Hukukçu Kadınlar Platformu Adına
Arzu Beseri’den Bir Açıklama

 

04 Aralık 2014

Hayatının Hayatının hiçbir döneminde hiçbir hastalık yaşamamış, bedensel veya zihinsel hiçbir bozukluğu veya eksikliği olmayan kişinin yaşaması ya da yaşamış olması mümkün değildir. Her insan ya hayatı boyunca ya da hayatının belirli bir zaman diliminde muhakkak bir hastalığı yaşamış, zihinsel veya bedensel bir bozukluk geçirmiştir. O halde engelsiz insan yoktur veya bütün insanlar (geçici de olsa) engellidir demek çok da yanlış olmayacaktır. Engelli olarak adlandırdığımız kişiler, kısır bir takım ölçütlerle ulaşılmış genellemeler sonucu normal olarak kabul edilen kişilere benzemeyen insanlar olmaktadırlar. Teknolojinin şimdilik ortadan kaldıramadığı engelleri olan insanlara biz bugün engelli demekteyiz.
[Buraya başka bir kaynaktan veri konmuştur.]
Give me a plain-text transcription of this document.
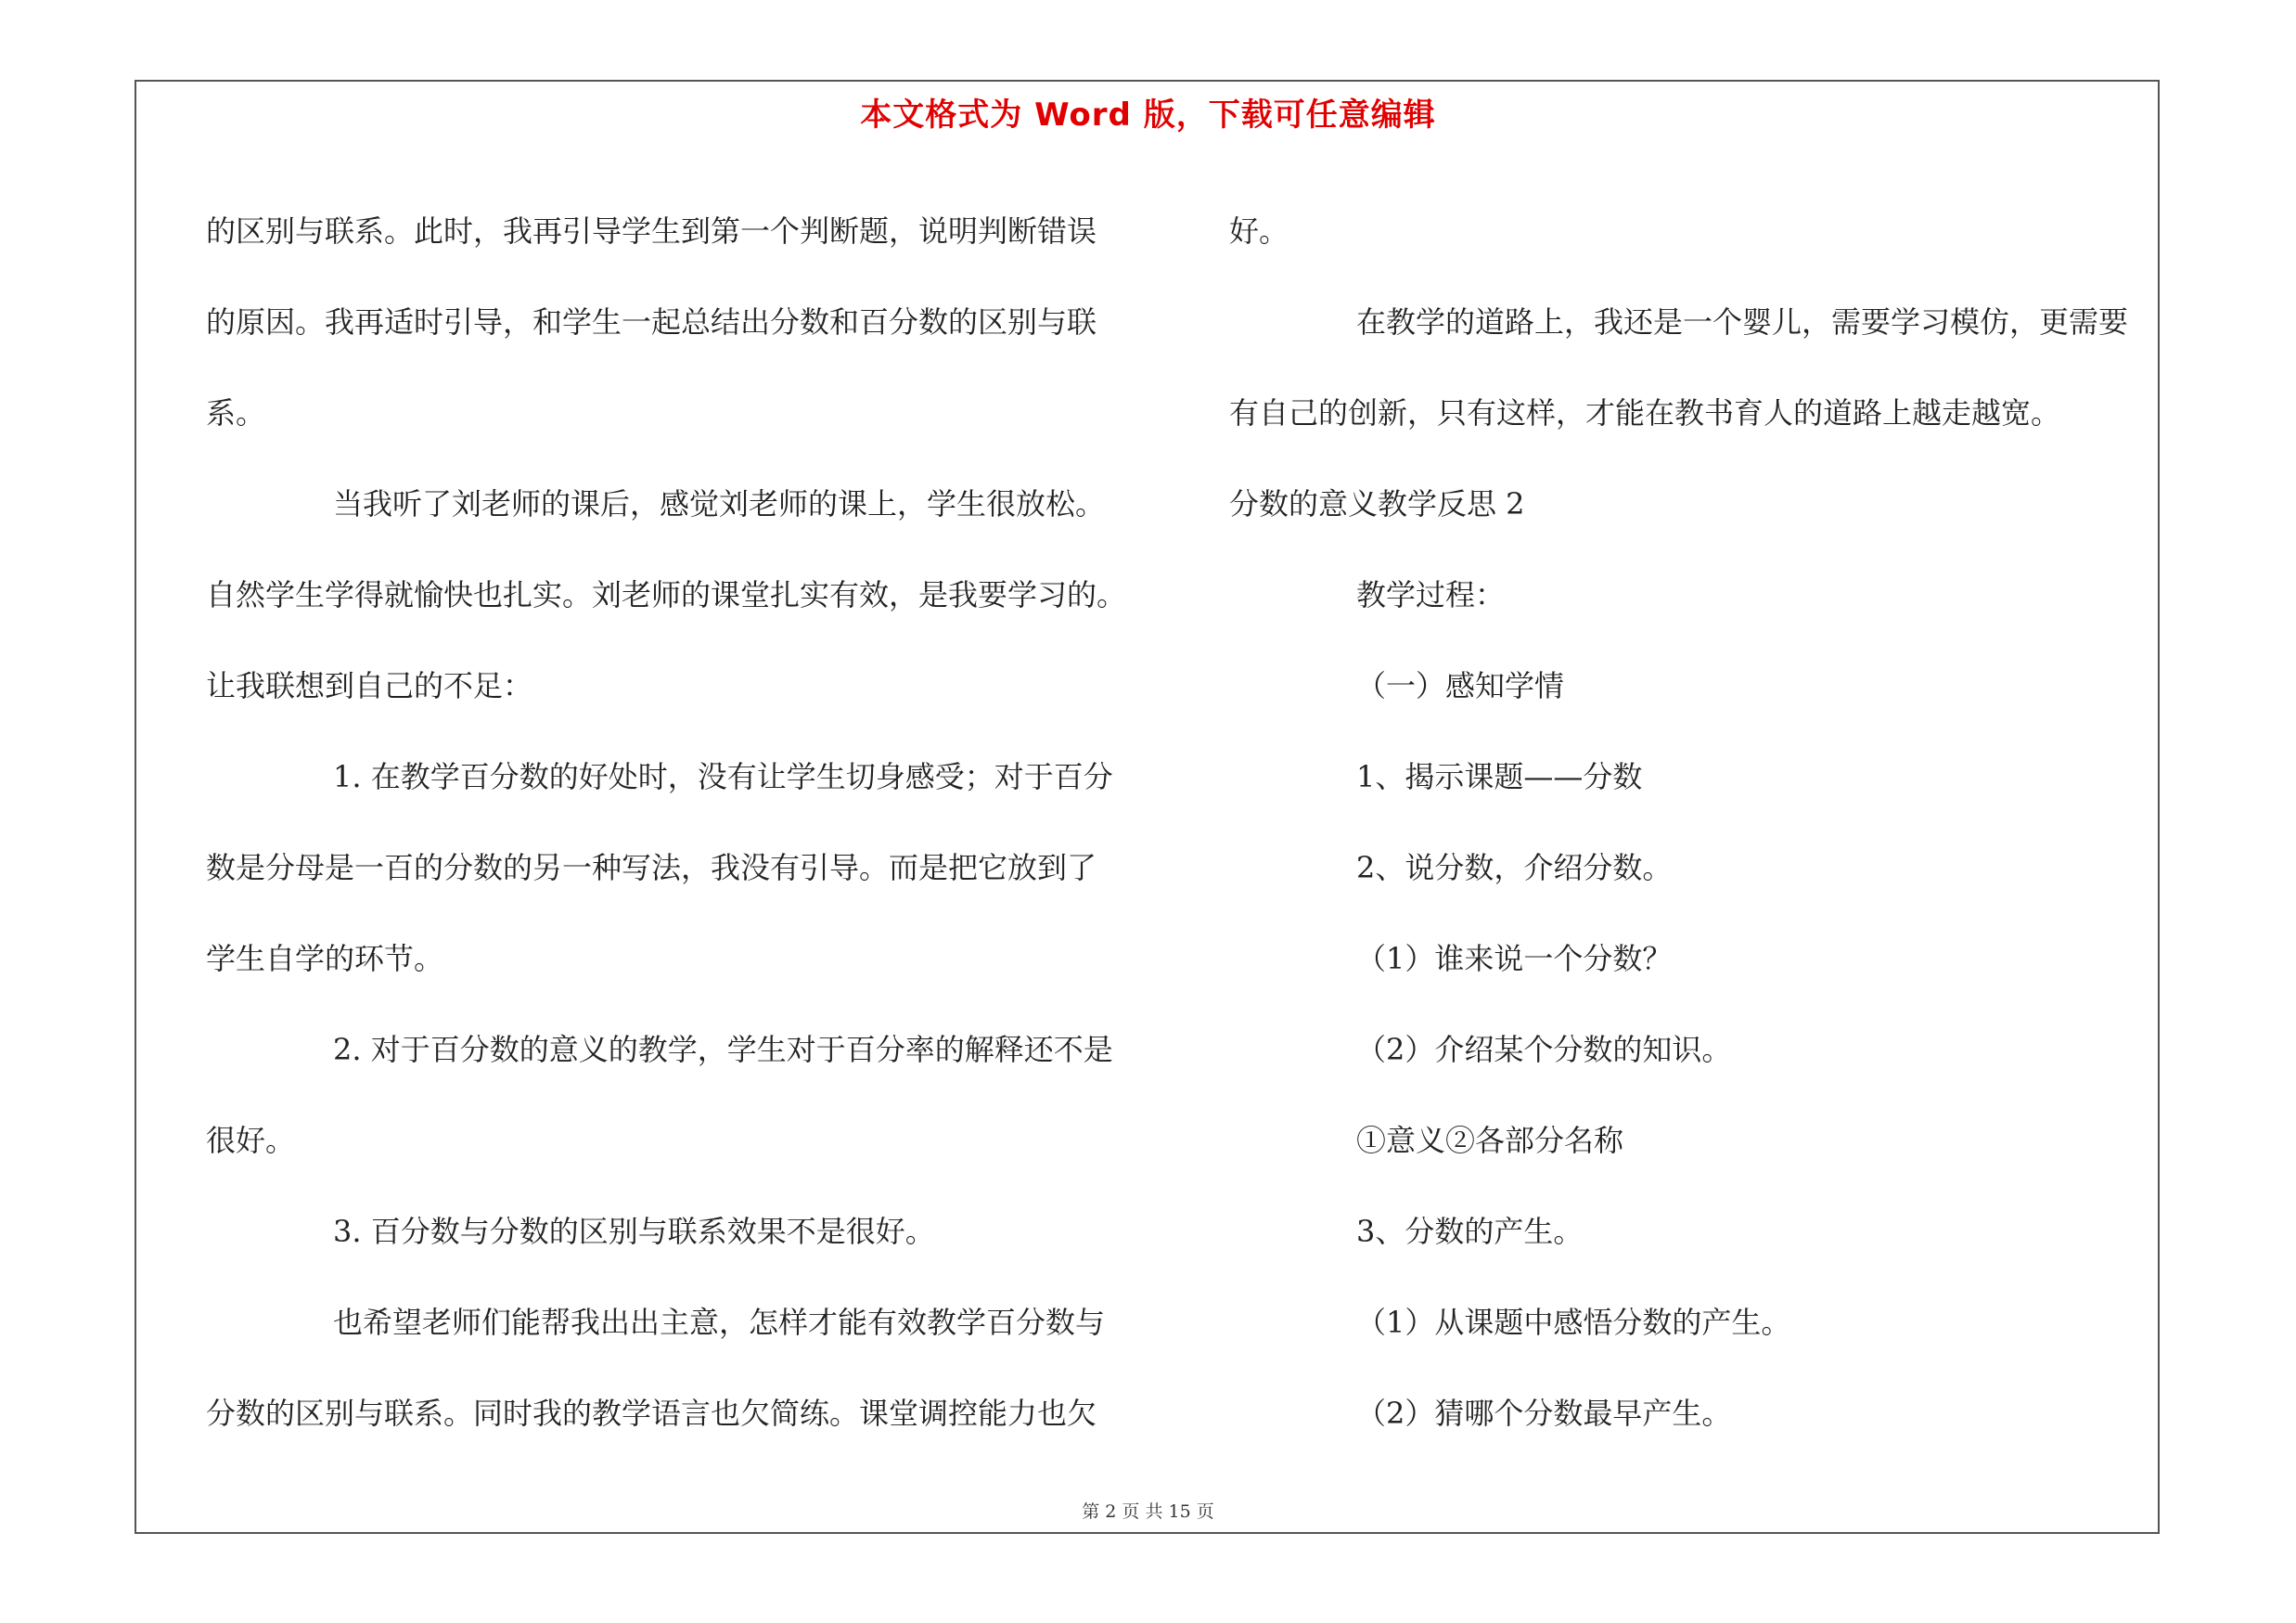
本文格式为 Word 版，下载可任意编辑
的区别与联系。此时，我再引导学生到第一个判断题，说明判断错误
的原因。我再适时引导，和学生一起总结出分数和百分数的区别与联
系。
当我听了刘老师的课后，感觉刘老师的课上，学生很放松。
自然学生学得就愉快也扎实。刘老师的课堂扎实有效，是我要学习的。
让我联想到自己的不足：
1. 在教学百分数的好处时，没有让学生切身感受；对于百分
数是分母是一百的分数的另一种写法，我没有引导。而是把它放到了
学生自学的环节。
2. 对于百分数的意义的教学，学生对于百分率的解释还不是
很好。
3. 百分数与分数的区别与联系效果不是很好。
也希望老师们能帮我出出主意，怎样才能有效教学百分数与
分数的区别与联系。同时我的教学语言也欠简练。课堂调控能力也欠
好。
在教学的道路上，我还是一个婴儿，需要学习模仿，更需要
有自己的创新，只有这样，才能在教书育人的道路上越走越宽。
分数的意义教学反思 2
教学过程：
（一）感知学情
1、揭示课题——分数
2、说分数，介绍分数。
（1）谁来说一个分数？
（2）介绍某个分数的知识。
①意义②各部分名称
3、分数的产生。
（1）从课题中感悟分数的产生。
（2）猜哪个分数最早产生。
第 2 页 共 15 页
Fiziki çevre düzenlemelerinin sadece sağlıklı kişiler düşünülerek yapılması engelli bireylerin eğitim alamamasına, iş sahibi olamamasına ve böylece yoksulluğuna sebep olmuştur. Bu tablonun ortaya çıkmasında en büyük iki engel elbette erişilebilirlik ve farkındalığın eksik oluşudur. Erişilebilirlik önemli bir problemdir, çünkü insanların hayatlarını, yaşam haklarını etkilemektedir. Bu olumsuzluğu engellemek için, 26 Kasım 2014 tarihinde Resmi Gazete’de yayınlanıp yürürlüğe giren Kanuna göre, değişikliğin yürürlük tarihinden sonra üretilen servis ve turizm taşımacılığı yapanlar dışında, şehir içi yolcu taşıma hizmeti yapan araçlardan engelliler için erişilebilir olmayanlara yolcu taşıma hizmeti için yetki belgesi, izin veya ruhsat verilmemesi öngörülmüştür.

Yapılan düzenlemelerin faydalı olduğu aşikardır fakat yeterli değildir. 01.07.2005 yılında Resmi Gazete’de yayınlanıp, yürürlüğe giren Özürlüler Ve Bazı Kanun Ve Kanun Hükmünde Kararnamelerde Değişiklik Yapılması Hakkında Kanun’un Geçici 2. maddesi’nde “Kamu kurum ve kuruluşlarına ait mevcut resmî yapılar, mevcut tüm yol, kaldırım, yaya geçidi, açık ve yeşil alanlar, spor alanları ve benzeri sosyal ve kültürel alt yapı alanları ile gerçek ve tüzel kişiler tarafından yapılmış ve umuma açık hizmet veren her türlü yapılar bu Kanunun yürürlüğe girdiği tarihten itibaren yedi yıl içinde engellilerin erişebilirliğine uygun duruma getirilir.” hükmüne yer verilmişken, 2012 yılında bu süre sekiz yıla çıkarılmıştır. Ayrıca denetim komisyonları tarafından yapılan denetimler sonucu eksiklikler tespit edilirse bu süre en fazla iki yıl daha uzatılabilir. Bu süre daha da uzatılmadan hukuki yaptırımlar hayata geçirilmelidir. Sadece getirilir demekle ya da idari para cezası vermekle bu işin olmayacağı açıktır. Bunun yanında kanundan doğan sorumluluklarını yerine getirmeyenler hakkında açık ve net olarak cezai hükümler konmalı ve bu cezaların da zaman aşımına uğramayacağı belirtilmelidir.

Aslında engelli insan engelsiz insan ayrımı ortadan kaldırılmalıdır. Engelliyi yetersiz gösteren bu ayrımdır. Engelli veya engelsiz insan yoktur, insan vardır. Bu üst noktaya ulaşabilen toplumlar gelişmiş demektir. Gelişme, engelliye sahip çıkarak değil, engelli ile engelsiz arasındaki farkı ortadan kaldırarak insan varlığına ulaşmayla sağlanır.

Engelli ayrımcılığına karşı ciddi önlemler alınmalıdır. Engellilerin hakları her zaman korunmalıdır. Zira insanlar ya engellidir ya da bir gün muhakkak engelli olacaklardır. Unutulmamalıdır ki; yaşlılık da bir engellilik durumudur.

Daha adil ve güzel günlere kavuşmak ümidiyle.